Оба вздрогнули, а малыш Орабая аж подскочил на месте и выплыл из-за спины, весь белый, словно чистое полотно мастера Кенаваса.
— Простите, учитель, — простонал он.
— Ты все собрал, что я просил?
— Да, учитель, и коренья деревьев, и красные лилии, и ягоды плодов лакипы.
— А фасоль у господина Дуная ты забрал? — холодно спросил он.
— Да, вот, рядом с ягодами.
— Все-все, молодец, проводи гостя ко мне в дом, — сказал Оракул, оттягивая ученика от скрипучей ковары. — И больше никогда не забывай, а то...
— Знаю, господин Оракул.
Орабая покосился на массивную кафи учителя, отличающуюся от его деревянной, и, проглотив ком в горле, скорее повел улыбающегося Хонафа в избу.
Внутри пахло едой и пылью. В углу стояли полдюжины сосудов с мутной жидкостью, а над столом висел гобелен, изображавший длинный внутренний двор какого-то храма. Такого храма в деревне никто и никогда не видел, а потому думали, что его выдумал сам Оракул, когда его кистью двигала сама Валла.
Оракул суетился. Вздрагивал. Смешивал что-то в супе. Обнюхивал. Качал головой, причмокивал.
Хонаф заметил его нервозность и поинтересовался:
— Возможно зрение подводит меня, Оракул, но вы кажетесь обеспокоенным больше обычного. Что говорят знамения?
— Знамения молчат, ханай. Но ты прав. Сегодня небо кажется менее податливым и горячим, словно на него пролили застывающий мен...
— Вчера я видел разноцветные хвосты за оврагом.
— Верно, вчера сошлись хвостатые перии, а сегодня и ты женишься, юный музыкант Хонаф. Жизнь удивительна...
— Да, сегодня...
— Ты грустишь, друг? — Оракул подлил в чару воды, растворив в ней щепотку тертой пурпурной коленьчехи, и подал ее Хонафу.
Тот осторожно отпил отвар и блаженно прикрыл глаза. Напиток был ароматный, не очень сладкий, но мягкий, — даже не пить, но просто нюхать его было невероятно приятно. Он слегка повертел языком и выплюнул пару травяных листиков:
— Я пришел за советом. Мне кажется, что я иду не к тому человеку... Она увидела в моих глазах отражение густых тропических лесов, я же в ее — свое отражение. Словно я чего-то весь день боюсь. Может, ее...
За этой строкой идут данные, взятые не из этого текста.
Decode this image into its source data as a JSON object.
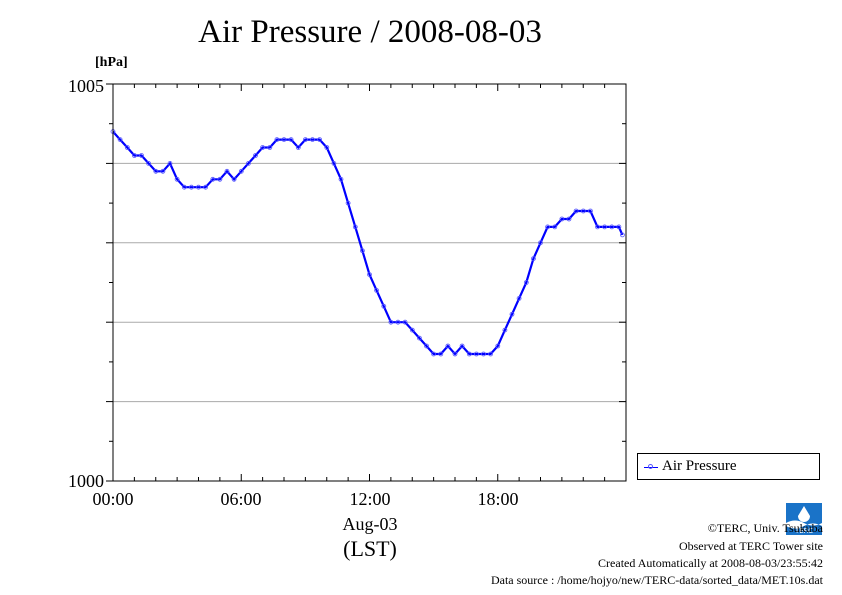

— Боишься? — рассмеялся Оракул. — Она ласковее любого зверя и краше великой горы Олова, Хонаф. Лучше всех, кого знали небеса. Не говори глупости, а не то накликаешь беду на свою косматую голову.
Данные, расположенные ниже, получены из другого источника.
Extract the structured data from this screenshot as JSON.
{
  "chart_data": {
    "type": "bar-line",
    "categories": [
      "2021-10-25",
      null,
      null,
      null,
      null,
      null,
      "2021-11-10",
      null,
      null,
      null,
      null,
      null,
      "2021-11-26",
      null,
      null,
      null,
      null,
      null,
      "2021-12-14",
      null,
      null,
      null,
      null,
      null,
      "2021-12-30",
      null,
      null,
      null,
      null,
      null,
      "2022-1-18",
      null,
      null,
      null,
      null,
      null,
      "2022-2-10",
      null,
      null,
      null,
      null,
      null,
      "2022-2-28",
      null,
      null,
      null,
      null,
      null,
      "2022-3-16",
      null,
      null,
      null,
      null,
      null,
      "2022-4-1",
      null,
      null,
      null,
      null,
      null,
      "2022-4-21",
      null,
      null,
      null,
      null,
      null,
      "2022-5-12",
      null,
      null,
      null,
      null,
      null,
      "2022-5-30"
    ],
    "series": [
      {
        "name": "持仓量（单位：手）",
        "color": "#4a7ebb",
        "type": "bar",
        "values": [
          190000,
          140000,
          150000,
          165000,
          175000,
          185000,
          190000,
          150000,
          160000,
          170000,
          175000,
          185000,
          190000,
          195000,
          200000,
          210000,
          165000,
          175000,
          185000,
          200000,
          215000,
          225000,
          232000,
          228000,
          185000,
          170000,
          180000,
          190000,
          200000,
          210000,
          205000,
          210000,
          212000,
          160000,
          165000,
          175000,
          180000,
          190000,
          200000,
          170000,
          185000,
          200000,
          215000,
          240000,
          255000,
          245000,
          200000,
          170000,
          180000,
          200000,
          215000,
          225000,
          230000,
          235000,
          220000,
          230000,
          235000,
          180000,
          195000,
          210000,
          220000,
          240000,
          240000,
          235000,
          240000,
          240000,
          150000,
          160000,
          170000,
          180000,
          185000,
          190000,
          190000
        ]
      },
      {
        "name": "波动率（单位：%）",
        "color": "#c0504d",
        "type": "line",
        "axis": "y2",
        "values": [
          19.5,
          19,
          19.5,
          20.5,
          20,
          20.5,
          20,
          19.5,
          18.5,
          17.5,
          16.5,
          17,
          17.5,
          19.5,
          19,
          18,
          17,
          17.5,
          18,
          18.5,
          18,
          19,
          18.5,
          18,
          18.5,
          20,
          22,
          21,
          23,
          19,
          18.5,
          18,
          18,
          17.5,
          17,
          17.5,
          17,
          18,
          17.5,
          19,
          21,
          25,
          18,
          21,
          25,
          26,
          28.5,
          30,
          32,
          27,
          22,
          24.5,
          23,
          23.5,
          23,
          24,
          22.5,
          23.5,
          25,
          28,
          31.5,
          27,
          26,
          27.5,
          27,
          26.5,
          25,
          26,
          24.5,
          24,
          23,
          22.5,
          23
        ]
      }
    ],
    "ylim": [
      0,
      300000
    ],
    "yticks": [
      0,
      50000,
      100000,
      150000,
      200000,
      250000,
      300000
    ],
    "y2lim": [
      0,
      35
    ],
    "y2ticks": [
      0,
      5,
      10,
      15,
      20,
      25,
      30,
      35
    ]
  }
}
Орабая, присевший возле Оракула, тронул его за рукав:
— Моя мама говорит: «Не получается — не делай». Отличное правило, правда?
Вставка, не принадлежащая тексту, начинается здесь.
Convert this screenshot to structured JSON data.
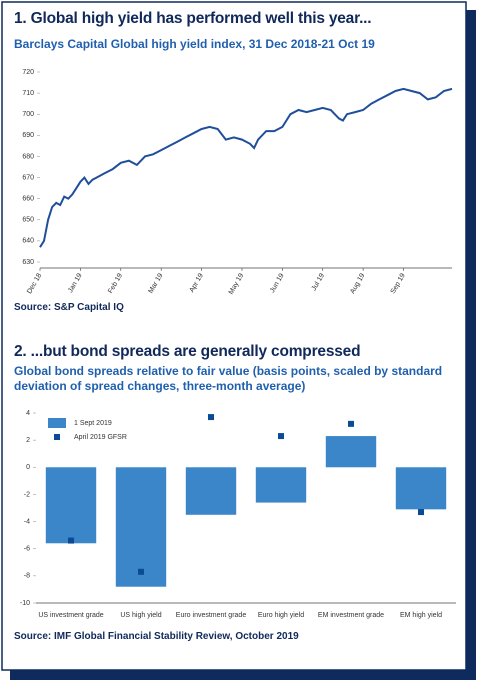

— Интересное умозаключение. То есть, сдавайся, если ошибка идет за ошибкой? Или позволь хищнику съесть тебя, если силы сражаться на исходе? — подловил его Оракул.
— Так мама говорит, — виновато проговорил малыш.
— У тебя потрясающая мама, но ее слова — это всего лишь вопрос того, с какой стороны смотреть на проблему и собственные силы. И ты, друг мой, — обратился он уже к Хонафу, — перестал бы тревожиться понапрасну. Если сегодня звезды не упадут, то свадьба состоится, — усмехнулся он.
— Разве звезды могут падать, Оракул?
— Мы не имеем над ними власть. На все воля всевидящей Валлы, Матери озера нашего и воздуха, что вдохнули в тебя любовь и правду.
— Конечно, Оракул. Спасибо.
— Вот, возьми, — Орабая протянул ему глиняную фигурку в виде чаши с дыркой на дне.
— Что это, ханай?
Оракул цокнул при виде побрякушки:
— Всем раздаривает свои глупые амулеты.
— Он на удачу, — оправдался юноша.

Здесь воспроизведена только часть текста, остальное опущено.